6G for Automotive: How can we plan when we are only just getting to grips with 5G?
The AECC recently held its final All-Member Meeting of the year. The opening keynote presentation, “6G for Automotive: How can we plan when we are only just getting to grips with 5G?” was led by Kurt Dusterhoff of SBD Automotive. Kurt provided a brief overview of where connected vehicles are today, where they are going tomorrow, and how that relates to 6G’s deployment plan and the connected services ecosystem.
Kurt began by presenting an outline of the automotive industry’s place on the 6G timeline over the next 20 years. It is expected that 4G and basic 5G will continue production through 2040. From an automotive perspective, widespread penetration of semiautonomous vehicles is expected by 2030. This will also likely be the year when we’re exposed to the beginning of 6G vehicles.
Realistically, high 5G penetration rates into the main market and vehicle fleet are not coming until 2027/2028 due to vehicle costs, regulatory pressures, and architecture pressures. SBD Automotive expects it to take 2-4 years for 5G architecture and vehicle rollout plans to come to fruition, at which point we can expect to see 50% of connected vehicles launching with 5G and more than 50% of manufacturers with extensive 5G capabilities. The chip supply crisis, relatively low consumer-facing benefits of 5G over LTE-A for embedded connectivity, and the architecture/vehicle rollout plans mean that as 6G becomes real, the automotive industry will only just be catching up with 5G.
Once autonomous vehicles are fully operating between 2030 and 2040, 5G will be reaching the end of its career. Based on these predictions, plans for 6G as an industry could then begin.
Today, we can start thinking about how automotive use cases for 6G could work and over the next few years evolve into discovering how use cases will work. We’ll be on our way to introducing 6G in several vehicles by 2030, and later in the decade, 6G will become more prevalent. Stakeholders from across industries need to collaborate to ensure that their respective visions can align with specifications and requirements.
Where might 6G touch the automotive space? There are several areas.
- Public Safety & Critical Asset Protection
The ability to detect threats and monitor personal and device health remotely can be supported through the added bandwidth and ‘device density’ of 6G infrastructure.
- Cyber-Physical Fusion
Ability to quantify and analyze the physical environment in cyber space.
- Vehicle Sensing
Integrated Sensing and Communications within 6G can improve vehicle sensors and turn vehicles into sensors themselves.
- Mobile Holograms
3D hologram displays can create a next gen media opportunity.
- Autonomous Vehicles
Bandwidth, faster transmission, in-network processing, and increased device density all get “more” with 6G – supporting advances in vehicle autonomy.
- Extended Reality
Greater hardware capability and wireless capacity from 6G will enable additional XR opportunities in the vehicle.
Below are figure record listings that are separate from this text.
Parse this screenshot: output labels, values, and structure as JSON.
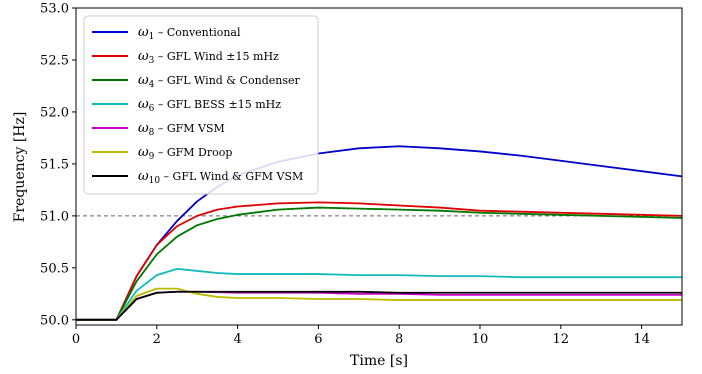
{
  "chart_data": {
    "type": "line",
    "title": "",
    "xlabel": "Time [s]",
    "ylabel": "Frequency   [Hz]",
    "xlim": [
      0,
      15
    ],
    "ylim": [
      49.95,
      53.0
    ],
    "xticks": [
      0,
      2,
      4,
      6,
      8,
      10,
      12,
      14
    ],
    "yticks": [
      50.0,
      50.5,
      51.0,
      51.5,
      52.0,
      52.5,
      53.0
    ],
    "xtick_labels": [
      "0",
      "2",
      "4",
      "6",
      "8",
      "10",
      "12",
      "14"
    ],
    "ytick_labels": [
      "50.0",
      "50.5",
      "51.0",
      "51.5",
      "52.0",
      "52.5",
      "53.0"
    ],
    "grid": false,
    "legend_position": "top-left",
    "reference_line": {
      "y": 51.0,
      "style": "dashed",
      "color": "#666666"
    },
    "series": [
      {
        "name": "ω1 – Conventional",
        "sym": "ω",
        "sub": "1",
        "text": " – Conventional",
        "color": "#0000cc",
        "points": [
          [
            0,
            50.0
          ],
          [
            1,
            50.0
          ],
          [
            1.5,
            50.42
          ],
          [
            2,
            50.72
          ],
          [
            2.5,
            50.95
          ],
          [
            3,
            51.14
          ],
          [
            3.5,
            51.28
          ],
          [
            4,
            51.39
          ],
          [
            5,
            51.52
          ],
          [
            6,
            51.6
          ],
          [
            7,
            51.65
          ],
          [
            8,
            51.67
          ],
          [
            9,
            51.65
          ],
          [
            10,
            51.62
          ],
          [
            11,
            51.58
          ],
          [
            12,
            51.53
          ],
          [
            13,
            51.48
          ],
          [
            14,
            51.43
          ],
          [
            15,
            51.38
          ]
        ]
      },
      {
        "name": "ω3 – GFL Wind ±15 mHz",
        "sym": "ω",
        "sub": "3",
        "text": " – GFL Wind ±15 mHz",
        "color": "#dd0000",
        "points": [
          [
            0,
            50.0
          ],
          [
            1,
            50.0
          ],
          [
            1.5,
            50.42
          ],
          [
            2,
            50.72
          ],
          [
            2.5,
            50.9
          ],
          [
            3,
            51.0
          ],
          [
            3.5,
            51.06
          ],
          [
            4,
            51.09
          ],
          [
            5,
            51.12
          ],
          [
            6,
            51.13
          ],
          [
            7,
            51.12
          ],
          [
            8,
            51.1
          ],
          [
            9,
            51.08
          ],
          [
            10,
            51.05
          ],
          [
            11,
            51.04
          ],
          [
            12,
            51.03
          ],
          [
            13,
            51.02
          ],
          [
            14,
            51.01
          ],
          [
            15,
            51.0
          ]
        ]
      },
      {
        "name": "ω4 – GFL Wind & Condenser",
        "sym": "ω",
        "sub": "4",
        "text": " – GFL Wind & Condenser",
        "color": "#007700",
        "points": [
          [
            0,
            50.0
          ],
          [
            1,
            50.0
          ],
          [
            1.5,
            50.37
          ],
          [
            2,
            50.63
          ],
          [
            2.5,
            50.8
          ],
          [
            3,
            50.91
          ],
          [
            3.5,
            50.97
          ],
          [
            4,
            51.01
          ],
          [
            5,
            51.06
          ],
          [
            6,
            51.08
          ],
          [
            7,
            51.07
          ],
          [
            8,
            51.06
          ],
          [
            9,
            51.05
          ],
          [
            10,
            51.03
          ],
          [
            11,
            51.02
          ],
          [
            12,
            51.01
          ],
          [
            13,
            51.0
          ],
          [
            14,
            50.99
          ],
          [
            15,
            50.98
          ]
        ]
      },
      {
        "name": "ω6 – GFL BESS ±15 mHz",
        "sym": "ω",
        "sub": "6",
        "text": " – GFL BESS ±15 mHz",
        "color": "#11bbbb",
        "points": [
          [
            0,
            50.0
          ],
          [
            1,
            50.0
          ],
          [
            1.5,
            50.28
          ],
          [
            2,
            50.43
          ],
          [
            2.5,
            50.49
          ],
          [
            3,
            50.47
          ],
          [
            3.5,
            50.45
          ],
          [
            4,
            50.44
          ],
          [
            5,
            50.44
          ],
          [
            6,
            50.44
          ],
          [
            7,
            50.43
          ],
          [
            8,
            50.43
          ],
          [
            9,
            50.42
          ],
          [
            10,
            50.42
          ],
          [
            11,
            50.41
          ],
          [
            12,
            50.41
          ],
          [
            13,
            50.41
          ],
          [
            14,
            50.41
          ],
          [
            15,
            50.41
          ]
        ]
      },
      {
        "name": "ω8 – GFM VSM",
        "sym": "ω",
        "sub": "8",
        "text": " – GFM VSM",
        "color": "#cc00cc",
        "points": [
          [
            0,
            50.0
          ],
          [
            1,
            50.0
          ],
          [
            1.5,
            50.2
          ],
          [
            2,
            50.26
          ],
          [
            2.5,
            50.27
          ],
          [
            3,
            50.27
          ],
          [
            4,
            50.26
          ],
          [
            5,
            50.26
          ],
          [
            6,
            50.26
          ],
          [
            7,
            50.25
          ],
          [
            8,
            50.25
          ],
          [
            9,
            50.24
          ],
          [
            10,
            50.24
          ],
          [
            11,
            50.24
          ],
          [
            12,
            50.24
          ],
          [
            13,
            50.24
          ],
          [
            14,
            50.24
          ],
          [
            15,
            50.24
          ]
        ]
      },
      {
        "name": "ω9 – GFM Droop",
        "sym": "ω",
        "sub": "9",
        "text": " – GFM Droop",
        "color": "#bbbb00",
        "points": [
          [
            0,
            50.0
          ],
          [
            1,
            50.0
          ],
          [
            1.5,
            50.23
          ],
          [
            2,
            50.3
          ],
          [
            2.5,
            50.3
          ],
          [
            3,
            50.25
          ],
          [
            3.5,
            50.22
          ],
          [
            4,
            50.21
          ],
          [
            5,
            50.21
          ],
          [
            6,
            50.2
          ],
          [
            7,
            50.2
          ],
          [
            8,
            50.19
          ],
          [
            9,
            50.19
          ],
          [
            10,
            50.19
          ],
          [
            11,
            50.19
          ],
          [
            12,
            50.19
          ],
          [
            13,
            50.19
          ],
          [
            14,
            50.19
          ],
          [
            15,
            50.19
          ]
        ]
      },
      {
        "name": "ω10 – GFL Wind & GFM VSM",
        "sym": "ω",
        "sub": "10",
        "text": " – GFL Wind & GFM VSM",
        "color": "#000000",
        "points": [
          [
            0,
            50.0
          ],
          [
            1,
            50.0
          ],
          [
            1.5,
            50.2
          ],
          [
            2,
            50.26
          ],
          [
            2.5,
            50.27
          ],
          [
            3,
            50.27
          ],
          [
            4,
            50.27
          ],
          [
            5,
            50.27
          ],
          [
            6,
            50.27
          ],
          [
            7,
            50.27
          ],
          [
            8,
            50.26
          ],
          [
            9,
            50.26
          ],
          [
            10,
            50.26
          ],
          [
            11,
            50.26
          ],
          [
            12,
            50.26
          ],
          [
            13,
            50.26
          ],
          [
            14,
            50.26
          ],
          [
            15,
            50.26
          ]
        ]
      }
    ]
  }
}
Leading automotive tech companies will start to allocate real resources for 6G ideation soon to support concept and specification development more actively. Vehicle manufacturers will steadily come on board over the next 10 years, depending on their technology strategies.
The AECC brings together some key players (tech providers, MNOs, and Automotive OEMs) for early engagement with 6G. But the industry needs wider collaboration than just AECC membership. While widespread 6G adoption is still a way off, now is the time to start thinking about overlaps with other automotive consortia that are either 6G intensive or focused on autonomous vehicles in a way that’s beyond the capabilities of 5G.
We need additional stakeholders from different views, markets, and approaches to collaborate with AECC. The AECC can begin work on piecing together and assuring our voice is heard in a wider context. All stakeholders should gather requirements and understand how to drive future technologies in the same direction.
Throughout the automotive industry, technology has continued to advance. The AECC is proud to contribute to driving the connected vehicle services ecosystem forward at this exciting time in the industry. Special thanks to Kurt Dusterhoff for taking the time to present on this interesting topic.